Use Session::io_placement() to inspect ORT's planned input/output memory descriptors and
assigned EP devices. Device-bound outputs can be wrapped in DeviceValue and copied explicitly to
TensorBuffer or AllocatedTensor destinations through ORT CopyTensors.
Placement and audit APIs are setup/preflight tools and may allocate; keep them outside the
measured serving loop. Use Session::run_array for fixed-arity regular runs with stack-backed
handle arrays, and prepared IoBinding or lane APIs for hard zero-copy output.
For fixed dynamic-shape plans, prebuild and warm buckets before serving:
dynamic.prebuild_buckets([ShapeSpec::new([input_shape], [output_shape])])?; followed by
dynamic.prime_cached_buckets(runs)?;. For CUDA outputs that should stay device-resident, prefer
prepare_allocated_output_tensor_io_lane with MemoryInfo::cuda(device_id) so stable
AllocatedTensor outputs are bound once; bind_output_device plus output_values() remains the
flexible inspection path, not the hard zero-allocation serving path.

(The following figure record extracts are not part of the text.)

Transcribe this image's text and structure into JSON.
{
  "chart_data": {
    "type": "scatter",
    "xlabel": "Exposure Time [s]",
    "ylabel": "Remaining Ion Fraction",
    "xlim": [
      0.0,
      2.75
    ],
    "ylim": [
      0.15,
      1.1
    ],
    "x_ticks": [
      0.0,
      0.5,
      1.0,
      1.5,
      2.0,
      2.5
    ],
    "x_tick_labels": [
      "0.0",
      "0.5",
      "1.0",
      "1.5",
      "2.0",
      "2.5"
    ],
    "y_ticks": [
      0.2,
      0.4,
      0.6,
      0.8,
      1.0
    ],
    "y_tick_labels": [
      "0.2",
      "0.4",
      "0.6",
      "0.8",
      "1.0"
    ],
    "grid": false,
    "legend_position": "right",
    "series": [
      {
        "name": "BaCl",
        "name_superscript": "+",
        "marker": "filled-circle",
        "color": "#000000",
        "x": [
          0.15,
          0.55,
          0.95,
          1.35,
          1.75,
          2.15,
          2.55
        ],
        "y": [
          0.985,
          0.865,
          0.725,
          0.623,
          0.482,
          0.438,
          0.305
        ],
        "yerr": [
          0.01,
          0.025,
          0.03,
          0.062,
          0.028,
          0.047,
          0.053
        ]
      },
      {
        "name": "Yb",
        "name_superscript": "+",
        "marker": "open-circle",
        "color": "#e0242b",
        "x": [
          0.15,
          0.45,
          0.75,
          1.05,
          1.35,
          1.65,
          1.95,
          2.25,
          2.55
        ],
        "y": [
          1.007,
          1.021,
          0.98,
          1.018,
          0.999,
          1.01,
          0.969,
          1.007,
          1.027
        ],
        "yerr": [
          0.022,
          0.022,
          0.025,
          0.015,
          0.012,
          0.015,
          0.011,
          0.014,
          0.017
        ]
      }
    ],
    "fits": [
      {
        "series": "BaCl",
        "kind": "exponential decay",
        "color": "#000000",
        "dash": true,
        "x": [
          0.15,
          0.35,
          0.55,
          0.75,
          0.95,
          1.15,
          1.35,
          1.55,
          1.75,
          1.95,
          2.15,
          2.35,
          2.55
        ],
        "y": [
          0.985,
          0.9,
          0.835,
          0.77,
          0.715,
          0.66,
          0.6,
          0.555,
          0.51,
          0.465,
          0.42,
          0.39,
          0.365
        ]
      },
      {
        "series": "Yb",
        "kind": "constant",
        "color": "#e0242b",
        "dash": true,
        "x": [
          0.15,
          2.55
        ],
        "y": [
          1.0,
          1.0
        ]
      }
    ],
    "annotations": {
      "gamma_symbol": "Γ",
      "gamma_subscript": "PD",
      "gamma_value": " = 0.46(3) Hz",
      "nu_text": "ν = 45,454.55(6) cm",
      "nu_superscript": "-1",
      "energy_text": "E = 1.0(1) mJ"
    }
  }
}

Latest local quick benchmarks, June 22, 2026, on the repository MNIST/relay models:
static_io_bind_once p50 18.581 us / p99 22.671 us, runtime/static_io_direct 18.953 us,
runtime/dynamic_cached_run_on 19.368 us, C_lane 19.107 us, 4 MiB relay lane 102.33 us, and
16 MiB relay lane 706.89 us. Criterion reported no serving-path regressions after the 0.2.1
caller-owned output, device-output, bucket prebuild, and warmup API additions. Unsynchronized runs
remain opt-in: they improved some tail samples locally but did not beat synchronized bind-once
median latency.
The raw generated FFI lives in st-zrt-sys.
Packed 2-bit/4-bit tensors are byte-oriented in the safe API. as_slice::<T>() remains reserved
for 1:1 Rust scalar element types; use as_bytes() or Tensor::from_packed_bytes for already
packed storage, subject to ORT accepting that packed element type.
License: Apache-2.0.